From your study of the distribution of the sample mean, you know that X̄ = (X₁ + … + Xₙ)/n has mean μ and variance σ²/n regardless of the population distribution. The Central Limit Theorem adds a far more striking result: the *shape* of the distribution of X̄ converges to a normal distribution as n grows, even if the population is skewed, discrete, bimodal, or nearly any other shape you can imagine. All that is required is that the population has finite mean and variance. This is why the normal distribution appears so ubiquitously — it is not that real data is normally distributed; it is that averages of data tend to be.
The intuition builds from what you know about adding random variables. Each new observation you average in is an independent perturbation. The sum X₁ + … + Xₙ is a superposition of n independent shocks. When you standardize — subtract the mean and divide by the standard deviation √(nσ²) — the resulting quantity Zₙ = (X̄ - μ)/(σ/√n) has mean 0 and variance 1. The CLT says Zₙ converges in distribution to N(0,1). The technical proof uses characteristic functions (Fourier transforms of the distribution): the characteristic function of Zₙ converges pointwise to e^{-t²/2}, which is the characteristic function of the standard normal. This pointwise convergence of characteristic functions implies convergence in distribution — the statement you actually use.

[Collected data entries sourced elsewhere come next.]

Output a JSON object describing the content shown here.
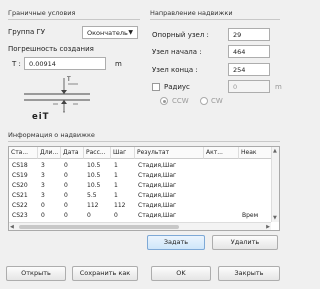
{
  "boundary": {
    "title": "Граничные условия",
    "group_label": "Группа ГУ",
    "group_value": "Окончатель",
    "accuracy_label": "Погрешность создания",
    "t_label": "T :",
    "t_value": "0.00914",
    "t_unit": "m",
    "diagram_label": "eiT",
    "diagram_t": "T"
  },
  "direction": {
    "title": "Направление надвижки",
    "ref_node_label": "Опорный узел :",
    "ref_node_value": "29",
    "start_node_label": "Узел начала :",
    "start_node_value": "464",
    "end_node_label": "Узел конца :",
    "end_node_value": "254",
    "radius_label": "Радиус",
    "radius_value": "0",
    "radius_unit": "m",
    "ccw_label": "CCW",
    "cw_label": "CW"
  },
  "info": {
    "title": "Информация о надвижке",
    "columns": [
      "Ста...",
      "Дли...",
      "Дата",
      "Расс...",
      "Шаг",
      "Результат",
      "Акт...",
      "Неак"
    ],
    "rows": [
      [
        "CS18",
        "3",
        "0",
        "10.5",
        "1",
        "Стадия,Шаг",
        "",
        ""
      ],
      [
        "CS19",
        "3",
        "0",
        "10.5",
        "1",
        "Стадия,Шаг",
        "",
        ""
      ],
      [
        "CS20",
        "3",
        "0",
        "10.5",
        "1",
        "Стадия,Шаг",
        "",
        ""
      ],
      [
        "CS21",
        "3",
        "0",
        "5.5",
        "1",
        "Стадия,Шаг",
        "",
        ""
      ],
      [
        "CS22",
        "0",
        "0",
        "112",
        "112",
        "Стадия,Шаг",
        "",
        ""
      ],
      [
        "CS23",
        "0",
        "0",
        "0",
        "0",
        "Стадия,Шаг",
        "",
        "Врем"
      ]
    ]
  },
  "actions": {
    "set_label": "Задать",
    "delete_label": "Удалить"
  },
  "footer": {
    "open_label": "Открыть",
    "save_as_label": "Сохранить как",
    "ok_label": "OK",
    "close_label": "Закрыть"
  }
}
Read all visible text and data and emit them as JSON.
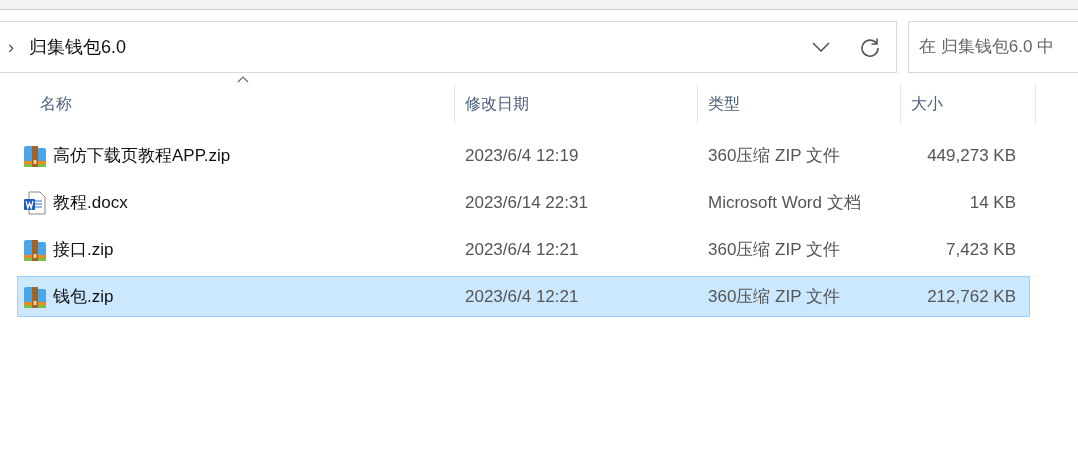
{
  "address_bar": {
    "chevron": "›",
    "path": "归集钱包6.0"
  },
  "search": {
    "placeholder": "在 归集钱包6.0 中"
  },
  "columns": [
    {
      "label": "名称",
      "sorted": true
    },
    {
      "label": "修改日期",
      "sorted": false
    },
    {
      "label": "类型",
      "sorted": false
    },
    {
      "label": "大小",
      "sorted": false
    }
  ],
  "files": [
    {
      "kind": "zip",
      "name": "高仿下载页教程APP.zip",
      "modified": "2023/6/4 12:19",
      "type": "360压缩 ZIP 文件",
      "size": "449,273 KB",
      "selected": false
    },
    {
      "kind": "word",
      "name": "教程.docx",
      "modified": "2023/6/14 22:31",
      "type": "Microsoft Word 文档",
      "size": "14 KB",
      "selected": false
    },
    {
      "kind": "zip",
      "name": "接口.zip",
      "modified": "2023/6/4 12:21",
      "type": "360压缩 ZIP 文件",
      "size": "7,423 KB",
      "selected": false
    },
    {
      "kind": "zip",
      "name": "钱包.zip",
      "modified": "2023/6/4 12:21",
      "type": "360压缩 ZIP 文件",
      "size": "212,762 KB",
      "selected": true
    }
  ]
}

The CLT is most useful precisely when you do not know the population distribution. In practice: you measure n i.i.d. observations from some unknown distribution, compute X̄, and need to make an inference. The CLT tells you that X̄ is approximately normal with mean μ and standard deviation σ/√n. This standard error σ/√n shrinks as n grows, which formalizes the intuition that larger samples give more precise estimates. For n ≥ 30, the approximation is often excellent for moderately shaped distributions; for heavy-tailed or very skewed populations you need larger n.
Two extensions are worth knowing now. The multivariate CLT says that a vector of sample means converges jointly to a multivariate normal. The Lindeberg-Lévy CLT (the standard version) assumes identical distributions; the Lindeberg-Feller CLT relaxes this to independent but non-identical observations, requiring only that no single observation dominates the variance. Together, these theorems explain why normal approximations pervade hypothesis testing, confidence intervals, and regression — topics you will study next — and why the standard error is the universal currency of statistical uncertainty.